Nss-LDAP importing and nsswitch subsystem improvement
Contact: MichaelBushkov
Email: <bushman AT rsu DOT ru>
Possible mentors
Hajimu Umemoto and Brooks Davis (though he may not be available in June) agreed to be my mentors on this project.
Synopsis
During the Summer Of Code 2005 I was lucky to work on improving the FreeBSD's nsswitch subsystem and implementing caching for it. Almost all goals were achieved and the code was finally committed to -current. In this proposal there are some ideas, which came to me during the above work and some ideas, that I've found in FreeBSD projects list. The project consists of several tasks.

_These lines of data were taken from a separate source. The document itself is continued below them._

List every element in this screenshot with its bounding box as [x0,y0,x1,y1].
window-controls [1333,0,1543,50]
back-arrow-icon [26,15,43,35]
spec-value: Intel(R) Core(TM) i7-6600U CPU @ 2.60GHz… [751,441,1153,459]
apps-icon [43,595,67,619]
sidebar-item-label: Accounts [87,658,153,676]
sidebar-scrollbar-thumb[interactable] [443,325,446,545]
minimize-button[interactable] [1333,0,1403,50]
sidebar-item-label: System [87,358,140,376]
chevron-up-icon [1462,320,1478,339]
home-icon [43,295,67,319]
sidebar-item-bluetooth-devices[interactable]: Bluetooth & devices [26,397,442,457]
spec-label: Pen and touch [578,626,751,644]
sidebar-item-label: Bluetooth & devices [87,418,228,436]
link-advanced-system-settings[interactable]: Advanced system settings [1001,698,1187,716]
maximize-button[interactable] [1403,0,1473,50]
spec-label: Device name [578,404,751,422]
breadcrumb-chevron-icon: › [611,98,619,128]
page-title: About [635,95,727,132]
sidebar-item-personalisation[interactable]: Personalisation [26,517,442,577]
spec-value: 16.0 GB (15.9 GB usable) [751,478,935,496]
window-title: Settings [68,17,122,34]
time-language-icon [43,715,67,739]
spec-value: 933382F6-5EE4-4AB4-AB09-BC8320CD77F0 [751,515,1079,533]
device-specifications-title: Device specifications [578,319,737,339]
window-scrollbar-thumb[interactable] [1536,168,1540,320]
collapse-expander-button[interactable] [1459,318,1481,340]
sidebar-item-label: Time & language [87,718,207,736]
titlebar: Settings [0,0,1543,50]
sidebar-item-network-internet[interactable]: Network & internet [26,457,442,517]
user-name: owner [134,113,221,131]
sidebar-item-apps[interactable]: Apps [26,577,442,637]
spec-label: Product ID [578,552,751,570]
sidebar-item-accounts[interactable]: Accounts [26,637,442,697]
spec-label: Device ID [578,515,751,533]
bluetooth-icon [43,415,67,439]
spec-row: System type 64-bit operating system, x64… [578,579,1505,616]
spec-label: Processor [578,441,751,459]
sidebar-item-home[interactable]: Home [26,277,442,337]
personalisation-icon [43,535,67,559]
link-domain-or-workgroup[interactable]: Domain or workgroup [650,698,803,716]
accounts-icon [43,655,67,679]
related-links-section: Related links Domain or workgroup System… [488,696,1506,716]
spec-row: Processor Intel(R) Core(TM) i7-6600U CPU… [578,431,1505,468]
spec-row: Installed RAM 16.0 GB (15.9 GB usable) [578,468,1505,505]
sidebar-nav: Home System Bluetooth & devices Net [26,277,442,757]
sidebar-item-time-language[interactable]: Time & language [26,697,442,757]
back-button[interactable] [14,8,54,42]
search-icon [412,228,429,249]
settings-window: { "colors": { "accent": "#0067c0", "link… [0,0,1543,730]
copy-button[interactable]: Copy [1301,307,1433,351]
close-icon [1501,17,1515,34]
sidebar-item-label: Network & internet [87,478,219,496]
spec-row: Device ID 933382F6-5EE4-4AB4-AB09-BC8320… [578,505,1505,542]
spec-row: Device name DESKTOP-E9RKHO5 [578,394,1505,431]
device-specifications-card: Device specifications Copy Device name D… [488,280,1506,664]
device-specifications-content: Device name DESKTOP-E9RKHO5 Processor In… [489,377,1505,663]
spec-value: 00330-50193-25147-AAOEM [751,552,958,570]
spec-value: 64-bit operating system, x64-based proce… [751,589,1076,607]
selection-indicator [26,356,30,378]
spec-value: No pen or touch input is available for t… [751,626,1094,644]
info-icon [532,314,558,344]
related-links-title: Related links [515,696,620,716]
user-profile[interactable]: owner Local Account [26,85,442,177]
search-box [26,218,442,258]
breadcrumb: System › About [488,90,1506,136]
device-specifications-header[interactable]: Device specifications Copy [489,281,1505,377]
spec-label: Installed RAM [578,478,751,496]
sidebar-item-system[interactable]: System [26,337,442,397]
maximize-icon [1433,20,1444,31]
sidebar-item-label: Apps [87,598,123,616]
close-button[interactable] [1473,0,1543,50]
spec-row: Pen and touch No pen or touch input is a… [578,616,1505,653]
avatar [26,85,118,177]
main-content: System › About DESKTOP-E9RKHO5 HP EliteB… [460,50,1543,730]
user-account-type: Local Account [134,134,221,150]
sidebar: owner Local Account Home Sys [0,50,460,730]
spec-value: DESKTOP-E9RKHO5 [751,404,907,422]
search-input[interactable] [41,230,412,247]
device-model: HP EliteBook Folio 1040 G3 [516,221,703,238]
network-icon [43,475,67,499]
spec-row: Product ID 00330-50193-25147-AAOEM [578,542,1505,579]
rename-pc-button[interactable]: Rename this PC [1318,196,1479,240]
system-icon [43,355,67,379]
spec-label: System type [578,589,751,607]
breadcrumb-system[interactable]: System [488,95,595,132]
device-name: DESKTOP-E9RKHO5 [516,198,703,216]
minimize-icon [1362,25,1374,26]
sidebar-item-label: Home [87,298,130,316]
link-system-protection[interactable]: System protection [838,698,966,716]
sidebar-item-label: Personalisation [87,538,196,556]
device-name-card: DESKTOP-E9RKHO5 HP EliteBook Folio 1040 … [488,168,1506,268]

Task 1. Moving current nsswitch modules out of the libc
- Move DNS source out of libc into the separate nss-module. This will include moving out the HESIOD support from libc. With DNS code excluded from libc, we'll be able to move out the resolver code from the libc also.
- Move NIS/YP source out of libc into the separate nss-module. This will allow to move all YP-related stuff from the libc into the separate library.
- Moving the 'files' module out of the libc isn't a very bad idea. More to say, if that is done, the whole nsswitch subsystem will be implemented in the uniform way (each module as the shared library). Moving 'files' from libc will also allow to move the BDB code out of the libc.
The other advantage of moving all modules from the libc to the shared libraries is that when it's done, we'll be able to call nsdispatch() from places, other than libc, without any problems. Currently nsdispatch() has the following syntax: int nsdispatch(void *retval, const ns_dtab dtab[], const char *database, const char *method_name, const ns_src defaults[], ...);
The dtab argument contains modules’ functions addresses, for example files_getpwent, files_getgrent and others. Besides, the mdata member of the dtab is used to customize the behaviour of each of these functions. It makes calls to nsdispatch() from places, other than libc, almost impossible, because we don't know how to fill the dtab structure (we don't have the modules functions addresses and we don't know how to fill the mdata parameter). There are 2 ways of solving this problem:
- We can somehow expose the nsswitch-modules related functions or filled dtab structures so that they would be visible outside the libc. This is a bad way, IMHO, because a) both functions addresses and dtab are implementation specific b) they can change.
- We can move all nsswitch-modules to the shared libraries. This will solve the problem automatically.
What the ability to call nsdispatch() from outside of the libc will give us? Currently I see at least 1 good application of this ability. We'll be able to implement 'perform-actual-lookups' logic in the caching daemon for all nsswitch databases. The advantage of 'perform-actual-lookups' mode is that it allows to have the global cache for all users for the specified database. It can be useful, for example, for 'hosts' database (and for all databases that would benefit from the global cache).
Task 2. Importing nss_ldap into the source tree
Currently nss_ldap can be installed via ports collection. As it becomes widely used it will be useful to include it into the default FreeBSD distribution. There are 2 ways this could be done:
- We can import nss_ldap into the libc.
- We can import nss_ldap as shared nss-module.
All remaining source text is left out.